While cloud seeding is not especially effective, at least it is relatively harmless, wasting only time and resources. More risky are larger-scale, geo-engineering projects offered up as solutions to anthropogenic warming or as ways to sequester carbon dioxide.

Dumping iron in the ocean to promote plankton growth is bound to have some sort of unexpected outcome. For example, in certain water conditions a plankton bloom can lead to a chain reaction resulting in further oxygen depletion of the water. This places further stress on the already overstressed ocean biosphere, creating a 'dead zone' in the ocean such as those observed off the Oregon coast the last several years. The consequences are potentially large, in theory impacting the food supply.

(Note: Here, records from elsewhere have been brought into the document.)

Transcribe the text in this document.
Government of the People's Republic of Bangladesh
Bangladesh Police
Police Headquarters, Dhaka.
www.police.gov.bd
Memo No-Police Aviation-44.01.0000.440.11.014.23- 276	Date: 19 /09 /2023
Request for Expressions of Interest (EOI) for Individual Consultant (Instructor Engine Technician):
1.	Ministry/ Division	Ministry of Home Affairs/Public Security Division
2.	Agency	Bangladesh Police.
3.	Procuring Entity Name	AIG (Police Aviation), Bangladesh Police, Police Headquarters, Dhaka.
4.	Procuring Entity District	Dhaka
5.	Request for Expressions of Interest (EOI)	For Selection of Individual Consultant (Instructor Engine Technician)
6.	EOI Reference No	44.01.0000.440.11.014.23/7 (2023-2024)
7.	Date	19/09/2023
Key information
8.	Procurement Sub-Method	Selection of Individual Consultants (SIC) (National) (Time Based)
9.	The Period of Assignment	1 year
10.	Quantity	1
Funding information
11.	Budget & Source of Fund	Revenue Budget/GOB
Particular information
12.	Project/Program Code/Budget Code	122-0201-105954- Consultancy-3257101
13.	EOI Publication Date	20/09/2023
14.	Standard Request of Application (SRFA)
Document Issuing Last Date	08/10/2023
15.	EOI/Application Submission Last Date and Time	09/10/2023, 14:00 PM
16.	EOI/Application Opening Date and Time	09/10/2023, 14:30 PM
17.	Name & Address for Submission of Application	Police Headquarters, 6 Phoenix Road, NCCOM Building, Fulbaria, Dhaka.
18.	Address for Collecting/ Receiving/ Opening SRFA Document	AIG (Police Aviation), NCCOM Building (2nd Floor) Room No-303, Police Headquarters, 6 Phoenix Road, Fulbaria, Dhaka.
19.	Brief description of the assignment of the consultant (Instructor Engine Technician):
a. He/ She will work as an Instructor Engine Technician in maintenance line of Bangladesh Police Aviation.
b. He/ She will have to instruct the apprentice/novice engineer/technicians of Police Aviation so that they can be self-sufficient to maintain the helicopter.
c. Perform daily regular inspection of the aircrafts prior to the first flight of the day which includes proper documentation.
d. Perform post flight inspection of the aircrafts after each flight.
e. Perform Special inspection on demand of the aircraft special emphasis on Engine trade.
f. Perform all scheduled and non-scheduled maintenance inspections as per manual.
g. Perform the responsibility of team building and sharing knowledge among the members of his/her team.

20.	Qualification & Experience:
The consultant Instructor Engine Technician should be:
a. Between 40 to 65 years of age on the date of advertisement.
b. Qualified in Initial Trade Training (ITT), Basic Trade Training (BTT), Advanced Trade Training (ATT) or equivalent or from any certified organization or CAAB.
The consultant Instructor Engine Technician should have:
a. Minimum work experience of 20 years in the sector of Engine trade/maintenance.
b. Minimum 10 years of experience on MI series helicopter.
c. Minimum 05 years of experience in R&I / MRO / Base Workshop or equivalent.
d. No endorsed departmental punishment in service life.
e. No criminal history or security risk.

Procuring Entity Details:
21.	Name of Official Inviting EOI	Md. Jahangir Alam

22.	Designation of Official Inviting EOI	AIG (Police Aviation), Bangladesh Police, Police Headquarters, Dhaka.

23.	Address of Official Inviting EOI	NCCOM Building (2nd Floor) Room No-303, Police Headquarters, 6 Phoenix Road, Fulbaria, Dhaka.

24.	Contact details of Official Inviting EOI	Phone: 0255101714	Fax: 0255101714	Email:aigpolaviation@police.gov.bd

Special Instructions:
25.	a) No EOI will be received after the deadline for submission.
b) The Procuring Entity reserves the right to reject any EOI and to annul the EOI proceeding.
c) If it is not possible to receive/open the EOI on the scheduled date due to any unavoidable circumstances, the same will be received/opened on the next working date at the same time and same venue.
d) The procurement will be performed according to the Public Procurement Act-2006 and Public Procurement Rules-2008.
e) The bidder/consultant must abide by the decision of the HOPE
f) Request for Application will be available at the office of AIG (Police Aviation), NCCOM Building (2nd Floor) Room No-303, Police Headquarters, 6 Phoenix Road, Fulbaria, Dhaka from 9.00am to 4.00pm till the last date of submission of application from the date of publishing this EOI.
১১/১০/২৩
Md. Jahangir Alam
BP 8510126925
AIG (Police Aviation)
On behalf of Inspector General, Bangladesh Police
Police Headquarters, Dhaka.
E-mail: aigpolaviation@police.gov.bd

Proposals to create a 'sunshade' for the planet are potentially even worse. The idea that we can mimic a volcanic eruption and actually control the consequences is madness. Maybe, as an absolute last resort we could think about it, as Climate Progress noted. New Scientist reports that such a screen, incorrectly applied, 'could result in sudden warming – which would be worse than the long-term warming that had been avoided because of its swiftness'. They also report a later study which claimed that 'even if correctly deployed – a sulphur sunshade could have deleterious effects on the environment by reducing rainfall'.

None of this is meant to say that we humans cannot alter our environment. We just cannot control the outcomes or minimize the blowback, especially on regional and planetary scales. And it is the height of hubris to think we can. I would like to believe that we could learn something from the experiment we already have running – the 35% (and rising!) increase of CO2 in the last 100 years. Just look at how well that's turning out!

Here's an idea. Instead of trying to bend Nature to our will, let's cooperate with her. Instead, let's fix our behaviour -- something we can more reliably control-- and reduce our emissions of CO2 to slow the forcing and minimize the damage. It's only human.